Le contenu était souvent en wolof et en arabe afin de toucher un public plus large. Les messages mettaient l’accent sur l’encouragement des femmes enceintes à aller chercher les soins prénataux. Sur la photo du haut, Arame Seck fournit des informations sur le COVID-19 et la planification familiale en wolof lors d’une émission de radio. (Crédit photo : CRSD)
« La religion peut jouer un rôle primordial dans le changement de comportement des populations. Les messages diffusés par les membres du CRSD dans les différents médias ont sans doute fortement atténué l’impact de la COVID-19 sur les populations surtout les femmes ». -Cheikh Saliou Mbacké, Président du CRSD (chef religieux musulman)
Avec l’incertitude entourant la COVID-19 au cours des premiers mois, ainsi que le souvenir de l’épidémie d’Ebola dans les pays voisins, les femmes et les familles hésitaient à se rendre dans les centres de santé. En collaboration avec les responsables de la santé, le CRSD a fourni des informations factuelles afin de dissiper les craintes et les idées fausses.
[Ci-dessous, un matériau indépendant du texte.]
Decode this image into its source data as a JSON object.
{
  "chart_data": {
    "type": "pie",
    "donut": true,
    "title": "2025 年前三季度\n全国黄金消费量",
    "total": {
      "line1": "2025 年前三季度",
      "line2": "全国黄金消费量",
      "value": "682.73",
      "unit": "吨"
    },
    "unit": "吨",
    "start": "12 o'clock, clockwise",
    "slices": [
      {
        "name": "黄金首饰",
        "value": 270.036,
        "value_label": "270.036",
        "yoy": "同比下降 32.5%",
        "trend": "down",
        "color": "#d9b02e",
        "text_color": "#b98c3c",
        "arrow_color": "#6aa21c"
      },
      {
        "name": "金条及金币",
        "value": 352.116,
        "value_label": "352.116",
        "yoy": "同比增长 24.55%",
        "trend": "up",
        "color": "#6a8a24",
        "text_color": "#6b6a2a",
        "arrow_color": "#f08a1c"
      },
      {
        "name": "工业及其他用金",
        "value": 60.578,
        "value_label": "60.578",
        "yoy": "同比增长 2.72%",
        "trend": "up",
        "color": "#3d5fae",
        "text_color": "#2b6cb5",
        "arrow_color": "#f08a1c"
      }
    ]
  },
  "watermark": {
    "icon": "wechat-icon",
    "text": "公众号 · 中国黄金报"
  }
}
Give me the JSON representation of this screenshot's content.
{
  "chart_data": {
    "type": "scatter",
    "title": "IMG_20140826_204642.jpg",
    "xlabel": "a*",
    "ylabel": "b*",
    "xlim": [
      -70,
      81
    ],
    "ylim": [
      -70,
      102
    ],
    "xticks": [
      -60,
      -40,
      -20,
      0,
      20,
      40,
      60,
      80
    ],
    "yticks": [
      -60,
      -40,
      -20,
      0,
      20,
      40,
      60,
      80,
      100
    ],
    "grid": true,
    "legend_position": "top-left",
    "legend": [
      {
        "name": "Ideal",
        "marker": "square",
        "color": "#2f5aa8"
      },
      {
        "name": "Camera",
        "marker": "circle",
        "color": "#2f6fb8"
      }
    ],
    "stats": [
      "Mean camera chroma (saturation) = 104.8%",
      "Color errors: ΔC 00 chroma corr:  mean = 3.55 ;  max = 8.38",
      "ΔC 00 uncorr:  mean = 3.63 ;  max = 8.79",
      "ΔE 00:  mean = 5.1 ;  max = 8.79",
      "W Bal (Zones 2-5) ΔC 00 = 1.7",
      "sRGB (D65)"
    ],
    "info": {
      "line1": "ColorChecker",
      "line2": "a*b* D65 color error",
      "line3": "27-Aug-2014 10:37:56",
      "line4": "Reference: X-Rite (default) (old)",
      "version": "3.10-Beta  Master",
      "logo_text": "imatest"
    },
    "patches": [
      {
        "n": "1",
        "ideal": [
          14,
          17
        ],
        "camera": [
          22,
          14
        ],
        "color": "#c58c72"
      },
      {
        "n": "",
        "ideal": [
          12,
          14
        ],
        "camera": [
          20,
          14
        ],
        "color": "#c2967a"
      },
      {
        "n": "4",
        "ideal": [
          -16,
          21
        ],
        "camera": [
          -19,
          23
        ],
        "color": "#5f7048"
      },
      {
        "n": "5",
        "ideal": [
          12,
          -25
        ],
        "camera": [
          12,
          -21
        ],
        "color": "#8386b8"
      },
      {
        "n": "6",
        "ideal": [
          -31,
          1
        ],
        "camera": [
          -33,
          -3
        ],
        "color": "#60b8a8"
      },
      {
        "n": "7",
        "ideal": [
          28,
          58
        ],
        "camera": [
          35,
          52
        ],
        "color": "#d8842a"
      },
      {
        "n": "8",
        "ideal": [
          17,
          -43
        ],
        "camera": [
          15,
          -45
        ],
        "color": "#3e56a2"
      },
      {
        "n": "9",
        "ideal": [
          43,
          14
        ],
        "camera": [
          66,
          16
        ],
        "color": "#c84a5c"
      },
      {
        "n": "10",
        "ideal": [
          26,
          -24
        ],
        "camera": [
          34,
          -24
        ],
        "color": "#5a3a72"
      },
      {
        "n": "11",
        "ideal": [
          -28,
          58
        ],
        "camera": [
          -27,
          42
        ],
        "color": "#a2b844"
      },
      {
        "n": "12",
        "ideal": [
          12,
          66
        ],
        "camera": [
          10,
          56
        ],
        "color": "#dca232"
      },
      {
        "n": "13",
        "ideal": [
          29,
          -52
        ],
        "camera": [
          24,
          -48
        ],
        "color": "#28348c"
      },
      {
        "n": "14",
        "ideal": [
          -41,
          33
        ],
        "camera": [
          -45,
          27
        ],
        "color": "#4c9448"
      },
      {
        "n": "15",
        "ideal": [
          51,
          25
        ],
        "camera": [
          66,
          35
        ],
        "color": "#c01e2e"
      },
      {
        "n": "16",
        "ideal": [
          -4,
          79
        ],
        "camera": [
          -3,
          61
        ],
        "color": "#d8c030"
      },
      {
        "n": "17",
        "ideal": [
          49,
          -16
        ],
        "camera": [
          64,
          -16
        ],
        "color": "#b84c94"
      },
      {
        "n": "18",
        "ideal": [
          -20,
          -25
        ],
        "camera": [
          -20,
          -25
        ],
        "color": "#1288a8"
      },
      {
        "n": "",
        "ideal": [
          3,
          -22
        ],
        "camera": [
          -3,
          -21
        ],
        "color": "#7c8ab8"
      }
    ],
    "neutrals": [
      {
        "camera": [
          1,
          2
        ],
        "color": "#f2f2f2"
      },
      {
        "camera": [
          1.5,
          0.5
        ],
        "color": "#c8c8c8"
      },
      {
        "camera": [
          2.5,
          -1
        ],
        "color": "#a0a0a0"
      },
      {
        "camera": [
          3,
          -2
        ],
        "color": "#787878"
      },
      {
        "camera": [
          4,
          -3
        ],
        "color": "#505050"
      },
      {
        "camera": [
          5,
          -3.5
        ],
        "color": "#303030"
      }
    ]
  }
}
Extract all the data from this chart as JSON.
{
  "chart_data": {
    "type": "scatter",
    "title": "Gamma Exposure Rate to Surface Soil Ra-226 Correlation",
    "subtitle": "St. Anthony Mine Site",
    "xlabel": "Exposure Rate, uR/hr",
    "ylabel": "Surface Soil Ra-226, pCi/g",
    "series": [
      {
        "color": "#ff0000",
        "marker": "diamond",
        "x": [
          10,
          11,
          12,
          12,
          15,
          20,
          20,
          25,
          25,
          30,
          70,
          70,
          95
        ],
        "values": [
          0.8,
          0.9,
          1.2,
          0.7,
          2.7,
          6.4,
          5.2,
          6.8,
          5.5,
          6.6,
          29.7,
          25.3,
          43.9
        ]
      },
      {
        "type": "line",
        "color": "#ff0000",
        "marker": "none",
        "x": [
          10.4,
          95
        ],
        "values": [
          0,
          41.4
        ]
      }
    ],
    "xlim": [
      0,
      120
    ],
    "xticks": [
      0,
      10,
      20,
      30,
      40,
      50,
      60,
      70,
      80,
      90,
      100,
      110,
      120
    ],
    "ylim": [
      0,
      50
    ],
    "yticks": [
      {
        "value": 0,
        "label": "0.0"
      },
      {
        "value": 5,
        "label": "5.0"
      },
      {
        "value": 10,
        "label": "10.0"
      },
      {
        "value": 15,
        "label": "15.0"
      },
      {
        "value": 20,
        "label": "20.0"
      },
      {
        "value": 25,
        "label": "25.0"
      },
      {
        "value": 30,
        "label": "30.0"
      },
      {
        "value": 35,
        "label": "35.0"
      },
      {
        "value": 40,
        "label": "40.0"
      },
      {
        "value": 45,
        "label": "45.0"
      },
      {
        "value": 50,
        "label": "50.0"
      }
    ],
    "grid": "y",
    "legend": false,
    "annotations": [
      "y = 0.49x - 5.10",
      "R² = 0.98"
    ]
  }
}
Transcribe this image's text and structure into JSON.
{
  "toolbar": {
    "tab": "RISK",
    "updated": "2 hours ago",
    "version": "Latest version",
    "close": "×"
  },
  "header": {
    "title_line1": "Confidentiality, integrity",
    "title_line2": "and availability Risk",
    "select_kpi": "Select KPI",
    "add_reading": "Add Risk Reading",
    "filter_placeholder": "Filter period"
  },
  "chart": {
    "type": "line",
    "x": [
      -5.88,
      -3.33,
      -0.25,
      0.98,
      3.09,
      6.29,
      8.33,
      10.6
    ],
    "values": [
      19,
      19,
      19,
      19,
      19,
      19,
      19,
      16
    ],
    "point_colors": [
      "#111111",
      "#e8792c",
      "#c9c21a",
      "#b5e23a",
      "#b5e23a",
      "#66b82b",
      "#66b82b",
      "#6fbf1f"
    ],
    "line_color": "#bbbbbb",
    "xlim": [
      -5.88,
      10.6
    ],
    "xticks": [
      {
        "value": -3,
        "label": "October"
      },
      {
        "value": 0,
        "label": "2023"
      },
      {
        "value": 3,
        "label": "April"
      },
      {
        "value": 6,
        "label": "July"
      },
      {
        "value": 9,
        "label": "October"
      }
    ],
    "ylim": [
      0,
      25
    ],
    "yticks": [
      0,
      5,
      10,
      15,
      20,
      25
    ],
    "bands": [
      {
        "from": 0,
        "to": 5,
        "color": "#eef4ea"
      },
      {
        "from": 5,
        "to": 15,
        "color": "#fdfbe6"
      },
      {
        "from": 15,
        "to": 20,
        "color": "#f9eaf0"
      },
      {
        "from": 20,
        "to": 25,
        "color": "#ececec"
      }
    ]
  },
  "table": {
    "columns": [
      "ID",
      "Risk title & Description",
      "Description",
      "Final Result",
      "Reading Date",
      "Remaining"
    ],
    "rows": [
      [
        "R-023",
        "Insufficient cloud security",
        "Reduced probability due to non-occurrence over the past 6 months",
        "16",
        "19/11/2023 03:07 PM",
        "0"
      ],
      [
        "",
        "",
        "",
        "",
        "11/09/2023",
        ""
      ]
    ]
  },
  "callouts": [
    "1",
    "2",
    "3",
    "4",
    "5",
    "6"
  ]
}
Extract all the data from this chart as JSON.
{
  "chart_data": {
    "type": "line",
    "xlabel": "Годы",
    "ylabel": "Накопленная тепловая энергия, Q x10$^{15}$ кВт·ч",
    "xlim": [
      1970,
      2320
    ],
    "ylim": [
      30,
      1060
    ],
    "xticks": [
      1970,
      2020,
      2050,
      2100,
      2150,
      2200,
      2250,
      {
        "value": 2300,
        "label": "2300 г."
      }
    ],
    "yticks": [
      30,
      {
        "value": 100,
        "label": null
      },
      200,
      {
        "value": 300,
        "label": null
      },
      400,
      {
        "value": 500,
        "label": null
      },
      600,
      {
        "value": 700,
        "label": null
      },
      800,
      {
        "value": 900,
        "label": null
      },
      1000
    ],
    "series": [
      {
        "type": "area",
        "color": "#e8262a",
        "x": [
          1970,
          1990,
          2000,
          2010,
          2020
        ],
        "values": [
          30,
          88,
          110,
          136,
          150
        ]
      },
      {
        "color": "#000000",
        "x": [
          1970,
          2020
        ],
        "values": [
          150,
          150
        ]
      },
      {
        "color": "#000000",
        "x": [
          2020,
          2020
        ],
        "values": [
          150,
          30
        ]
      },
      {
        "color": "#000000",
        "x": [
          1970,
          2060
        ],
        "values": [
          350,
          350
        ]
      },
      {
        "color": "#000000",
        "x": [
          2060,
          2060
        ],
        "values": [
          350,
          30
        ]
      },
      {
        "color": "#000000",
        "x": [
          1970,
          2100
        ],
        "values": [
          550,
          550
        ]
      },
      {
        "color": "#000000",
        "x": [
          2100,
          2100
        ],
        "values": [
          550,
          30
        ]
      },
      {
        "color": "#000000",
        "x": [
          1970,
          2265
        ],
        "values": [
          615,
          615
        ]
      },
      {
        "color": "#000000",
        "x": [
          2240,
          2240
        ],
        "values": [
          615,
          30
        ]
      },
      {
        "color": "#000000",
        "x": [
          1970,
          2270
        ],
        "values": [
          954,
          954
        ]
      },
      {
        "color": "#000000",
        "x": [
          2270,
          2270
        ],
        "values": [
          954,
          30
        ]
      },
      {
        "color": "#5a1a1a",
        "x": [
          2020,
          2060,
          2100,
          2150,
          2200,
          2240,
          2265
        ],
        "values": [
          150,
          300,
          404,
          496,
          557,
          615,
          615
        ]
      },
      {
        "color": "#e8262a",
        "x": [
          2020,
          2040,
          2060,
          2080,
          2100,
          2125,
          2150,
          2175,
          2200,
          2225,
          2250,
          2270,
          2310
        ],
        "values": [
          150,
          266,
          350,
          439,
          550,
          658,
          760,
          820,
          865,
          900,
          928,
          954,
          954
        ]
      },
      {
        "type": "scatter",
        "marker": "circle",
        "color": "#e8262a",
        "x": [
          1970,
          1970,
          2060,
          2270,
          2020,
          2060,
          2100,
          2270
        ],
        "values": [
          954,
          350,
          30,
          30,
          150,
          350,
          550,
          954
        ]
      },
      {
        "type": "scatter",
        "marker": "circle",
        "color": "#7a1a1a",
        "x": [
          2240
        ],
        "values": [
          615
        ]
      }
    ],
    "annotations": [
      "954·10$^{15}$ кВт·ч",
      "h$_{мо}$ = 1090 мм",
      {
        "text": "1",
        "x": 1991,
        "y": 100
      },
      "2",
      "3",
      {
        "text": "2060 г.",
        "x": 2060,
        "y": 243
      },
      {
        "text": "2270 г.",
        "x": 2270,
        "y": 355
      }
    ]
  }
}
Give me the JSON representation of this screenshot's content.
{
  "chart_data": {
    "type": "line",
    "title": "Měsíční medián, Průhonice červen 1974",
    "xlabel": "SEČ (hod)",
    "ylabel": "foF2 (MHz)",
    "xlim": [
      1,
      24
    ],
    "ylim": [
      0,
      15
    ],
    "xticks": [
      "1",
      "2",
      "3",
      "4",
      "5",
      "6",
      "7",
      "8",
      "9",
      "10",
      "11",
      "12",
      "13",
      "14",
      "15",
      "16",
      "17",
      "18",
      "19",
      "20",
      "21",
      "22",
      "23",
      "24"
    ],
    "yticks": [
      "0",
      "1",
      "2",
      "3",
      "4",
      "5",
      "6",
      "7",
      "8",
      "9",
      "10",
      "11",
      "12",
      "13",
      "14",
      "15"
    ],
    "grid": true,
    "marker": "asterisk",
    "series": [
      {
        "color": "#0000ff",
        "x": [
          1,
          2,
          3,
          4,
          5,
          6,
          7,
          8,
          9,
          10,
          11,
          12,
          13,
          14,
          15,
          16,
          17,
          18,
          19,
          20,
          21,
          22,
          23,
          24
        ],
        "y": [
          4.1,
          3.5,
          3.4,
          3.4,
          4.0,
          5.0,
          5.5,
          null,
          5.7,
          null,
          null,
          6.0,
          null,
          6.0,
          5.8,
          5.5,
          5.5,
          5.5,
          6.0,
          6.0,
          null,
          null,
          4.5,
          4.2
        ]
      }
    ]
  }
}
Lorsque les règles de précaution se sont assouplies et que les voyages ont été autorisés, le CRSD a repris les formations et les activités en présentiel avec les chefs religieux, les prestataires de soins de santé et les bajenou gox (agents de santé communautaires respectés). Chacune de ces activités a fait l’objet d’un suivi médiatique, y compris l’engagement de journalistes locaux et des campagnes dans les réseaux sociaux.
Le CRSD a ainsi pu modifier son plan d’action pour tenir compte à la fois de nouveaux impératifs et d’incertitudes plus larges et persistantes. Les bases solides établies au cours des six dernières années lui ont permis de faire preuve de souplesse tout en continuant à sensibiliser les communautés au planning familial.
Les retours des chefs religieux ont été très positifs. Voici quelques déclarations de chefs religieux lors de visites de courtoise organisées par le CRSD, l’UNIFEM et la DSME apurés des grands chefs religieux du Sénégal pour les sensibiliser dans le contexte de la COVID-19:
« Vraiment, nous vous félicitons de cette initiative et nous vous soutenons et nous allons intégrer cette nouvelle dimension de l’utilisation des dispensaires par les femmes dans le contexte actuel de la COVID19 dans nos khoutbas et autres instances opportunes que nous dirigerons ». -Serigne Mansour Ka (chef religieux musulman)
« Toutes les religions révélées sont utiles pour les sociétés. Nous vous remercions de ce déplacement qui va dans le sens d’aider nos populations. Nous sommes très contents et vous encourageons. Nous parlerons davantage aux disciples. Que Dieu vous bénisse ». -Abbé Jacques Seck (chef religieux chrétien)
Pour l’avenir, le CRSD est en train d’élaborer un argumentaire axé sur la santé des adolescents, qui aborde un large éventail de questions ayant un impact sur les jeunes, notamment la santé mentale, la violence, la nutrition, les maladies sexuellement transmissibles, la grossesse chez les adolescentes et la santé menstruelle. En tant que partenaire du CRSD, le World Faiths Development Dialogue est fier de la croissance et de la capacité d’adaptation du CRSD. Alors que le monde continue de s’adapter à des réalités en constante évolution, le CRSD est bien placé pour poursuivre son plaidoyer en faveur du planning familial et relever des défis plus larges en matière de santé publique.
À propos de l’auteur : Wilma Mui, MPH est gestionnaire de programme au World Faiths Development Dialogue (WFDD) et soutient principalement le projet de WFDD sur la santé maternelle et infantile en Afrique de l’Ouest. Elle a servi en tant que volontaire du Peace Corps dans le sud du Sénégal de 2010 à 2013, travaillant avec les communautés locales sur une variété de sujets de santé. Avant de rejoindre l’équipe WFDD, Wilma a travaillé avec Grandmother Project au Sénégal en tant que consultante en santé communautaire et développement. Elle est titulaire d’un MPH en santé mondiale de l’Université Emory.